Every year, the Penn Museum provides support to Penn undergraduates and graduate students as they deepen their understanding of the human experience outside the Museum’s walls. Follow these blog posts from our intrepid young scholars as they report on the sights and sites that they encounter throughout their travels in the field.
August 1, 2015
From within my poorly constructed catacomb network of sleeping bag, liner, jackets, fleeces, hats, and gloves that refused to stay grounded to their designated locality, I wondered if death by hypothermia or hypoxia was preferable. By no means was my tomb helping my body cope with blood oxygen levels of 60% saturation—my heart rate and throbbing head vehemently assured—but a drafty air pocket was more than my system was willing to withstand. I remembered Dave laughing when I had mentioned that the temperature seemed to be dropping quickly. “When you’re sleeping on the puna, there comes a point in the night when you have to tell yourself, ‘everything will get better once the sun rises,’” he commented. At the time, I found this comment quite grim and slightly concerning, as I was already shivering in the back seat of the truck. And yet there I was—in my borrowed top-of-the-line camping equipment and cold-weather gear—praying for daybreak.
“Why here?” I asked myself, frustrated with lack of sleep and an empty stomach that was unwilling to bear food. It was a rhetorical question—if we had any means to better understand why this now-forsaken land was once home to one of the earliest known Andean settlements, and possibly the largest site dating to the Pleistocene epoch, we wouldn’t be here.

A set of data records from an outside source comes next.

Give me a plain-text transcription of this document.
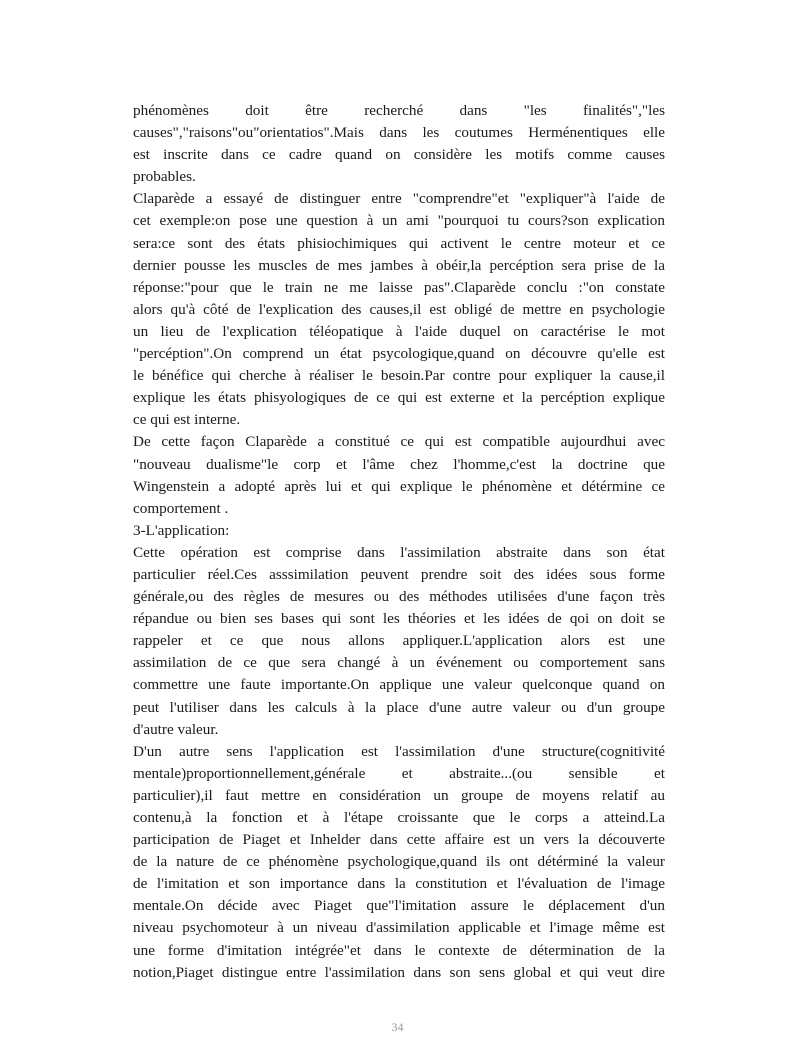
phénomènes doit être recherché dans "les finalités","les
causes","raisons"ou"orientatios".Mais dans les coutumes Herménentiques elle
est inscrite dans ce cadre quand on considère les motifs comme causes
probables.
Claparède a essayé de distinguer entre "comprendre"et "expliquer"à l'aide de
cet exemple:on pose une question à un ami "pourquoi tu cours?son explication
sera:ce sont des états phisiochimiques qui activent le centre moteur et ce
dernier pousse les muscles de mes jambes à obéir,la percéption sera prise de la
réponse:"pour que le train ne me laisse pas".Claparède conclu :"on constate
alors qu'à côté de l'explication des causes,il est obligé de mettre en psychologie
un lieu de l'explication téléopatique à l'aide duquel on caractérise le mot
"percéption".On comprend un état psycologique,quand on découvre qu'elle est
le bénéfice qui cherche à réaliser le besoin.Par contre pour expliquer la cause,il
explique les états phisyologiques de ce qui est externe et la percéption explique
ce qui est interne.
De cette façon Claparède a constitué ce qui est compatible aujourdhui avec
"nouveau dualisme"le corp et l'âme chez l'homme,c'est la doctrine que
Wingenstein a adopté après lui et qui explique le phénomène et détérmine ce
comportement .
3-L'application:
Cette opération est comprise dans l'assimilation abstraite dans son état
particulier réel.Ces asssimilation peuvent prendre soit des idées sous forme
générale,ou des règles de mesures ou des méthodes utilisées d'une façon très
répandue ou bien ses bases qui sont les théories et les idées de qoi on doit se
rappeler et ce que nous allons appliquer.L'application alors est une
assimilation de ce que sera changé à un événement ou comportement sans
commettre une faute importante.On applique une valeur quelconque quand on
peut l'utiliser dans les calculs à la place d'une autre valeur ou d'un groupe
d'autre valeur.
D'un autre sens l'application est l'assimilation d'une structure(cognitivité
mentale)proportionnellement,générale et abstraite...(ou sensible et
particulier),il faut mettre en considération un groupe de moyens relatif au
contenu,à la fonction et à l'étape croissante que le corps a atteind.La
participation de Piaget et Inhelder dans cette affaire est un vers la découverte
de la nature de ce phénomène psychologique,quand ils ont détérminé la valeur
de l'imitation et son importance dans la constitution et l'évaluation de l'image
mentale.On décide avec Piaget que"l'imitation assure le déplacement d'un
niveau psychomoteur à un niveau d'assimilation applicable et l'image même est
une forme d'imitation intégrée"et dans le contexte de détermination de la
notion,Piaget distingue entre l'assimilation dans son sens global et qui veut dire
34
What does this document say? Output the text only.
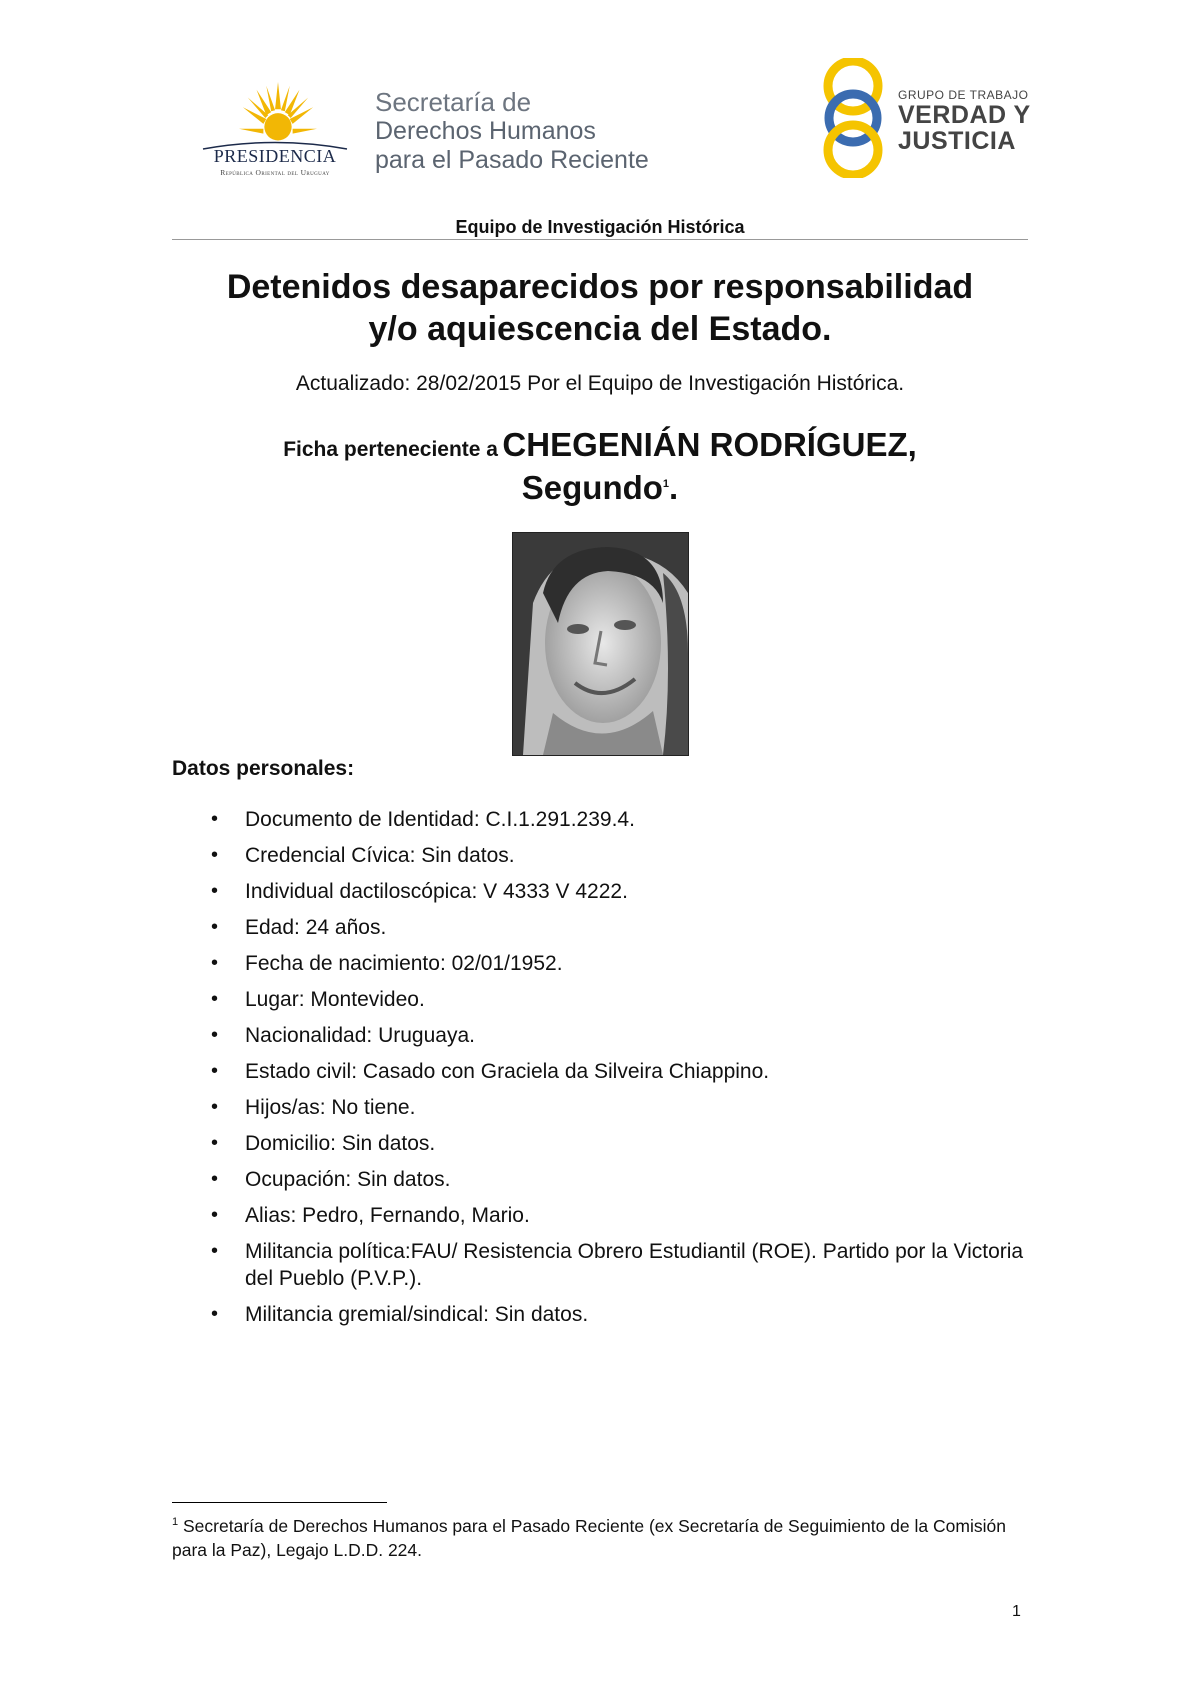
PRESIDENCIA
República Oriental del Uruguay
Secretaría de
Derechos Humanos
para el Pasado Reciente
GRUPO DE TRABAJO
VERDAD Y
JUSTICIA
Equipo de Investigación Histórica
Detenidos desaparecidos por responsabilidad
y/o aquiescencia del Estado.
Actualizado: 28/02/2015 Por el Equipo de Investigación Histórica.
Ficha perteneciente a CHEGENIÁN RODRÍGUEZ,
Segundo$^1$.
Datos personales:
• Documento de Identidad: C.I.1.291.239.4.
• Credencial Cívica: Sin datos.
• Individual dactiloscópica: V 4333 V 4222.
• Edad: 24 años.
• Fecha de nacimiento: 02/01/1952.
• Lugar: Montevideo.
• Nacionalidad: Uruguaya.
• Estado civil: Casado con Graciela da Silveira Chiappino.
• Hijos/as: No tiene.
• Domicilio: Sin datos.
• Ocupación: Sin datos.
• Alias: Pedro, Fernando, Mario.
• Militancia política:FAU/ Resistencia Obrero Estudiantil (ROE). Partido por la Victoria del Pueblo (P.V.P.).
• Militancia gremial/sindical: Sin datos.
$^1$ Secretaría de Derechos Humanos para el Pasado Reciente (ex Secretaría de Seguimiento de la Comisión para la Paz), Legajo L.D.D. 224.
1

Approximately 15,000 years ago humans entered the New World via the Bering Strait. Thereafter, humans migrated across the totality of the Americas in a blitz speed event that spanned approximately 2,000 years. This was by far the most rapid and large-scale migration event in recent human history. Considering the geographic and ecological diversity of the Americas, researchers have puzzled endlessly over how early settlers were able to adapt to and thrive in such distinct niches. For example, the peopling of Peru alone entailed the exploitation of coastal, canyon, mountainous, and high elevation plateau environments. Needless to say, some of these locations seem far more habitable than others. Which brings us back to an image of myself, encased in a mound of well-branded, miscellaneous fabric, fighting a losing battle against the puna floor, which robbed me unforgivingly of all homeostatic attempts to maintain a comfortable body temperature.
Of the places to settle in Peru, the high altitude Andes possesses some of the harshest climatic conditions. Obstacles such as high solar radiation, hypoxia, hypothermia, increased metabolic demand, and nutritional requirements make long-term settlement in such areas particularly difficult. Additionally, vegetation is incredibly limited and the soil is inhospitable to all crops except tubers. As such, my question regarding why anyone would choose to settle under such conditions holds value beyond my personal suffering.
As it turns out, Kurt Rademaker, of the University of Northern Illinois, has spent years asking the same question. This season, Kurt will try to answer it by continuing an ongoing excavation of the rock shelter site, Cuncaicha. In past seasons, Cuncaicha has been proven to hold one of the earliest dates of Paleoindian settlement in the Andes. Impressive finds such as obsidian projectile points, quartz crystals, shell beads, ample faunal material, and rock art suggest the cultural profundity of this site. What’s more, fragments of burnt human skull have led the team to believe that there are more human remains to be found—it is suspected that excavations of the cave’s lowest levels may yield a human burial.
The hope is that the materials obtained this year will help us better understand how some of the first humans to enter South America were able to adapt to the extreme conditions associated with high altitude occupation. How were they able to accumulate the genotypic variation necessary to cope with such metabolic and homeostatic extremes? Moreover, how did they manage to climb to 4,480 meters in elevation in order to establish this site and where did they start?
While the circumstances mentioned above might very well make these excavations the most interesting effort to which I have contributed, I must admit my personal investment originates from a different source. My interest in animal science has me locked into thought involving the heavy nutritional and economic dependence of Andean populations on camelids such as the vicuña and guanaco. As such, I have latched on tightly to the vast knowledge held by the Penn Museum’s very own Katherine Moore on the emergence of animal domestication. In rummaging through screen after screen cluttered by skeletal fragments, we will be working toward a better understanding of how dependence on animals shaped life in these communities. That is, in understanding the behavior of these animals, and how those behaviors were exploited by these people, we can piece together a larger picture regarding the way of life lived by the inhabitants of Cuncaicha.